La cause palestinienne a perdu l’un de ses défenseurs les plus actifs devant les instances judiciaires internationales. L’avocat lyonnais Gilles Devers, qui a contribué à ce que la Cour pénale internationale (CPI) se saisisse de cette question, s’est éteint le 26 novembre, à l’âge de 68 ans, après un long combat contre la maladie. Sa mort est survenue cinq jours après que la CPI a émis des mandats d’arrêt à l’encontre du premier ministre israélien Benyamin Nétanyahou et de son ex-ministre de la défense, Yoav Gallant, pour crimes de guerre et crimes contre l’humanité.
Depuis 2009, Me Devers avait déposé des dizaines de signalements sur le bureau du procureur de la Cour, au nom de victimes palestiniennes. Son fils, Manuel Devers, a indiqué mardi qu’il poursuivrait les dossiers initiés par son père. « Nous allons continuer, a-t-il expliqué. Nous avons été ensemble sur tous les dossiers, à l’Union européenne, sur le Sahara, sur la Palestine. »

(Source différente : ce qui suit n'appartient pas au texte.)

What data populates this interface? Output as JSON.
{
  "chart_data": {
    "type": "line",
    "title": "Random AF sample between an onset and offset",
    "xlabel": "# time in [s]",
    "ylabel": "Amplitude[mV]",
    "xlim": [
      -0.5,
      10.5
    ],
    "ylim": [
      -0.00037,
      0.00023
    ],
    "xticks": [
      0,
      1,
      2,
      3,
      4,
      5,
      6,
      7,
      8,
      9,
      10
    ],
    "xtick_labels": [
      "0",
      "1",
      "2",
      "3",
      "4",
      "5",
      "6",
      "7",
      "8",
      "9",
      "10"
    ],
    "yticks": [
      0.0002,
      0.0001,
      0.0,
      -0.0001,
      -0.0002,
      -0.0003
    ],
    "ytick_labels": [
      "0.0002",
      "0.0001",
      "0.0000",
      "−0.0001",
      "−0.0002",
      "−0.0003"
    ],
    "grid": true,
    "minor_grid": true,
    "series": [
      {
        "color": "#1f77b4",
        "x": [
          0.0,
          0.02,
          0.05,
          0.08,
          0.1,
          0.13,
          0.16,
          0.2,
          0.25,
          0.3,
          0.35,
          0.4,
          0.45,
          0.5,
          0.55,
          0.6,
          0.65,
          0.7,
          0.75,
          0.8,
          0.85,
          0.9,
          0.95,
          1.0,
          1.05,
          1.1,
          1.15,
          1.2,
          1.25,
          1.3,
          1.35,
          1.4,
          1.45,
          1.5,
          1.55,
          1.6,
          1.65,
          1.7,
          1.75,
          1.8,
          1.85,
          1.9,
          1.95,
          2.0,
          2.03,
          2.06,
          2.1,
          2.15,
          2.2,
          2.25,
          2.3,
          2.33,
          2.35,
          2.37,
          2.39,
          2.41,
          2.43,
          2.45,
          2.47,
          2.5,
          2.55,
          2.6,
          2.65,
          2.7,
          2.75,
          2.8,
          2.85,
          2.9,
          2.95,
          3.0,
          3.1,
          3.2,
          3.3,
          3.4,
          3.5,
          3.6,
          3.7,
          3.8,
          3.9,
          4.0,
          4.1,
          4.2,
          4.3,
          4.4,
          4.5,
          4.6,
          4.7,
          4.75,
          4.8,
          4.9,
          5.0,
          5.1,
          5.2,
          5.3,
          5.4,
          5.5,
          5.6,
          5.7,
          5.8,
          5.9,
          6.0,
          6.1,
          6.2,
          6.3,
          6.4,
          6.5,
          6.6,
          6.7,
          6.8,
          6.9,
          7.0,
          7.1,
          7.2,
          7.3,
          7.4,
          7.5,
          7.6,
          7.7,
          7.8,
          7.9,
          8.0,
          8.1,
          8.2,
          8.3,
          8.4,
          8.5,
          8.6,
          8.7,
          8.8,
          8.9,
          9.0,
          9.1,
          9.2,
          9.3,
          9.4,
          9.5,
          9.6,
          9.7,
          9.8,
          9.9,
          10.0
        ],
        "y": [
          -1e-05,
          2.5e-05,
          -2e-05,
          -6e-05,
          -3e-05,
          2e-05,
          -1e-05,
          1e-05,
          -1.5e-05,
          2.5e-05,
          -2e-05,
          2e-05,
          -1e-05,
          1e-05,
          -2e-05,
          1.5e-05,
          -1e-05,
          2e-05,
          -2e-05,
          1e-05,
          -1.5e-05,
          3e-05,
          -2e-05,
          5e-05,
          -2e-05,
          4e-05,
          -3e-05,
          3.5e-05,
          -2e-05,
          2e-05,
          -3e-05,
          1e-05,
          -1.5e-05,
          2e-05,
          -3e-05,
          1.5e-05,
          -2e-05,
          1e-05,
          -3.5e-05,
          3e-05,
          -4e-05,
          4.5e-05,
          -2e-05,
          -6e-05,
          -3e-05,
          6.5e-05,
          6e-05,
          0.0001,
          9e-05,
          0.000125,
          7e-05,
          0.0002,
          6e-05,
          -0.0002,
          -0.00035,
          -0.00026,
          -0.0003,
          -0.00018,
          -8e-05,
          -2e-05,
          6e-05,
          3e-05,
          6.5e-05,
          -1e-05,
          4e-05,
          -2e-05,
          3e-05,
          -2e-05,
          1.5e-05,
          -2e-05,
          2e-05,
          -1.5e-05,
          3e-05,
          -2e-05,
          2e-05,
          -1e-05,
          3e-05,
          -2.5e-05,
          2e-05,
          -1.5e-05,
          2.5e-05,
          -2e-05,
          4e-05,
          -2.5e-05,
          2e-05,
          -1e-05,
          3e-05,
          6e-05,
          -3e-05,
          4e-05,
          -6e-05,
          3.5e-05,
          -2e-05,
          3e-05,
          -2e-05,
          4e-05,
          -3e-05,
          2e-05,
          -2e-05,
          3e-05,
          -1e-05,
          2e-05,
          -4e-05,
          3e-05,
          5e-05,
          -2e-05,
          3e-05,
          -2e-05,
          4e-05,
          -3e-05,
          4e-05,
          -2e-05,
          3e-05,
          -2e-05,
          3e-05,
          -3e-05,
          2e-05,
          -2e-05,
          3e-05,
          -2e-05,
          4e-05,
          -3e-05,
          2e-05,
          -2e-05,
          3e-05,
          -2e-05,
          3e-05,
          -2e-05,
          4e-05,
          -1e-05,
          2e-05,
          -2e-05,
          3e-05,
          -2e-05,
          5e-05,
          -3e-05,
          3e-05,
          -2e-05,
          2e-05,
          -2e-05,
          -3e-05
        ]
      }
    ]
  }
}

Gilles Devers, infirmier de formation, venu au droit sur le tard, s’était emparé de la question palestinienne début 2009, à une époque où personne ne croyait qu’un tel dossier pourrait un jour aboutir devant la CPI. « A la première réunion à l’ambassade de Palestine à Paris en 2009, j’avais été considéré comme le plus grand boy-scout et le plus grand des couillons », se rappelait-il avec le mélange d’humour et de modestie qui le caractérisait, lorsque Le Monde l’avait contacté, juste après l’émission des mandats.
« Une armée d’avocats pour un pays sans armée »
L’avocat avait été mandaté par différents groupes de victimes de Gaza, dont des médecins et des pêcheurs. En 2018, il avait constitué « plus de 3 000 dossiers », au nom de Palestiniens blessés, mutilés ou tués dans la répression par l’armée israélienne des « marches du retour » organisées cette année-là dans l’enclave. Me Devers a aussi été le conseil du Hamas, qu’il avait convaincu, en 2014, de soutenir l’adhésion de l’Etat de la Palestine à la Cour pénale internationale. Gilles Devers était aussi l’avocat du Front Polisario et avait décroché début octobre une décision de la Cour de justice de l’Union européenne (CJUE) au Luxembourg, invalidant deux accords commerciaux entre le Maroc et l’UE.
A propos de la Palestine, Gilles Devers avait l’habitude de dire qu’il voulait « lever une armée d’avocats, pour un pays sans armée ». Il en avait rassemblé plusieurs centaines pour soutenir les procédures en faveur de la Palestine à la CPI. « Il est parti juste après avoir emporté ses deux plus grands combats », a commenté son fils, en référence à l’inculpation de Nétanyahou et Gallant par la CPI et à la récente décision de la CJUE.